Chelsea Manning's Suicide Attempt

AP

Chelsea Manning, the U.S. Army whistle-blower who is serving a 35-year prison sentence for leaking classified information, tried to kill herself last week, her legal team has confirmed.

In a statement Monday, her attorneys said they had spoken to Manning for the first time since her hospitalization last week. Here’s more:

Last week, Chelsea made a decision to end her life. Her attempt to take her own life was unsuccessful. She knows that people have questions about how she is doing and she wants everyone to know that she remains under close observation by the prison and expects to remain on this status for the next several weeks. For us, hearing Chelsea’s voice after learning that she had attempted to take her life last week was incredibly emotional. She is someone who has fought so hard for so many issues we care about and we are honored to fight for her freedom and medical care.

News reports last week, citing anonymous sources, said Manning was in hospital after she tried to kill herself. Her legal team was incensed that this information was leaked, and that they were not allowed to speak to her.
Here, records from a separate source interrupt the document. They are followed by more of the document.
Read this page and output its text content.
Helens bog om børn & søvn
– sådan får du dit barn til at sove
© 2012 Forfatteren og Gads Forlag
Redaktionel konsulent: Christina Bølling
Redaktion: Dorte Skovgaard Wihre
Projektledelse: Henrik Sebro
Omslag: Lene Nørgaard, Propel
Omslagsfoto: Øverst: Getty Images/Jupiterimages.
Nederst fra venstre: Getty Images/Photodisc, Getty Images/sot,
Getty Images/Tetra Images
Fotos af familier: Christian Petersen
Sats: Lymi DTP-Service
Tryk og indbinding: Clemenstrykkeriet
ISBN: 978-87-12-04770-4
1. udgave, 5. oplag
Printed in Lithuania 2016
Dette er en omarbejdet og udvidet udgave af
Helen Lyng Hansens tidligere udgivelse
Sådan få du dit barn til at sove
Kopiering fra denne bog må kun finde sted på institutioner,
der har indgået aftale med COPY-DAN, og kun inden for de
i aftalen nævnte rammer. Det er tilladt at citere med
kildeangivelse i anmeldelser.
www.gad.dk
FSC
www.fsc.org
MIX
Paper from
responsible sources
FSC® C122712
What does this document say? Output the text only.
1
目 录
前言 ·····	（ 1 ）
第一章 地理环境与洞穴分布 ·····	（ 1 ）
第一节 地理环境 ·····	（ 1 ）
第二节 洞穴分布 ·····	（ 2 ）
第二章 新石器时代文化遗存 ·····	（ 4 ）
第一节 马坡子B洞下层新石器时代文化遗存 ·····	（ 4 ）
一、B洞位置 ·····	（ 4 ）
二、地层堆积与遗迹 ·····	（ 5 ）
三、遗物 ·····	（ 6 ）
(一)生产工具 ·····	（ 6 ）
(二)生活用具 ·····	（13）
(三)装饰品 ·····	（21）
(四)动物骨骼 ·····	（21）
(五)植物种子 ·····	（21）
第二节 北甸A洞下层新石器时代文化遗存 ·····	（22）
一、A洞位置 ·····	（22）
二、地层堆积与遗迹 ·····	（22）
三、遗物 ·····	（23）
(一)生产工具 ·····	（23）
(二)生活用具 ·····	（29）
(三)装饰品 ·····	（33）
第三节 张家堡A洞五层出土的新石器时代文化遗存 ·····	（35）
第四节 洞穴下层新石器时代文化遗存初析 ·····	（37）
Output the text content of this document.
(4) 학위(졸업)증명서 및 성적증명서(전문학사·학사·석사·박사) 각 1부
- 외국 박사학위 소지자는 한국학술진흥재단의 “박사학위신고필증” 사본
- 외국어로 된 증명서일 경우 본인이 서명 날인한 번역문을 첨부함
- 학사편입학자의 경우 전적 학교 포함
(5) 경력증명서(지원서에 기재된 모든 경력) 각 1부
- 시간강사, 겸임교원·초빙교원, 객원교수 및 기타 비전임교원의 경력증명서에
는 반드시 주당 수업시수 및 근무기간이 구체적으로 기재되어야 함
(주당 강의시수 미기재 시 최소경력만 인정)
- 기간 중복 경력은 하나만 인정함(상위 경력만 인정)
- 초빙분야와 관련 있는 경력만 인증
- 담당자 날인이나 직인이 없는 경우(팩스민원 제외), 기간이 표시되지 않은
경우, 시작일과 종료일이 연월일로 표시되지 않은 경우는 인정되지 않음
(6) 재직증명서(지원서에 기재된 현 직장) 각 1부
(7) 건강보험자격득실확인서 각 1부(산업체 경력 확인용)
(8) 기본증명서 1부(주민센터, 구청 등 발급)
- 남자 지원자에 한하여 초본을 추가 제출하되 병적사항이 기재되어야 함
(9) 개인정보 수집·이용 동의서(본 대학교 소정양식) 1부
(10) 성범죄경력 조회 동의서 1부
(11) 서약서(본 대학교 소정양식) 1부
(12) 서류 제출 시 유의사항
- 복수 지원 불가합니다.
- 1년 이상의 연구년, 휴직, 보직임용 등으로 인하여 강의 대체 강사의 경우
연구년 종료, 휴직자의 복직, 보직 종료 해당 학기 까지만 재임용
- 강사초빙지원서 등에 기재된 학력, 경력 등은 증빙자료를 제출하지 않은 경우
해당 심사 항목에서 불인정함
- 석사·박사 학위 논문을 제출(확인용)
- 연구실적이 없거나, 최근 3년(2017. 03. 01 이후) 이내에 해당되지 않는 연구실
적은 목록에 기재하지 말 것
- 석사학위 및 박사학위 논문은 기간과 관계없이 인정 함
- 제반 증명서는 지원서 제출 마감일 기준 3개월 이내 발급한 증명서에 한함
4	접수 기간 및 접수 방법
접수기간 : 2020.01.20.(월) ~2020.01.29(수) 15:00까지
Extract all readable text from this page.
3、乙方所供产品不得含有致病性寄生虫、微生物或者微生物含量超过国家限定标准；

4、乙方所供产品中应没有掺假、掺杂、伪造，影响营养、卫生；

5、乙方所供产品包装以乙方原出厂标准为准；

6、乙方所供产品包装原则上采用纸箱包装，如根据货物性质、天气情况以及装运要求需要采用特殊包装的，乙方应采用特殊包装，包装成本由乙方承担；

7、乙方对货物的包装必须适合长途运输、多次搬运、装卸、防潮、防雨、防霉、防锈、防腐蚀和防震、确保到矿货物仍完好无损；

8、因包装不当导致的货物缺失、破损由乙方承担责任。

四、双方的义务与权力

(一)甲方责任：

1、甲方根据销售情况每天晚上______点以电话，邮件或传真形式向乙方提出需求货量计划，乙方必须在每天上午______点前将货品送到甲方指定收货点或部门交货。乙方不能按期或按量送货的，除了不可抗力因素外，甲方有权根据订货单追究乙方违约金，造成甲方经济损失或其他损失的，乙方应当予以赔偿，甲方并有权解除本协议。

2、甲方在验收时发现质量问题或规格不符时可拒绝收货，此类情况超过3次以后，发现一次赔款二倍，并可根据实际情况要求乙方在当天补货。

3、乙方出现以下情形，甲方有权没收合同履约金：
In their statement, her attorneys criticized what they called “the government’s gross breach of confidentiality in disclosing her personal health information to the media,” which they said had “created the very real concern that they may continue their unauthorized release of information about her publicly without warning.”

On Monday Manning tweeted that she was all right.

Manning, who previously was known as Bradley Manning, identifies as a woman. While working as an intelligence analyst in Iraq, Manning leaked 700,000 secret files to Wikileaks. The Army convicted Manning, who is now serving a 35-year sentence at an all-male, maximum-security military prison in Fort Leavenworth, Kansas.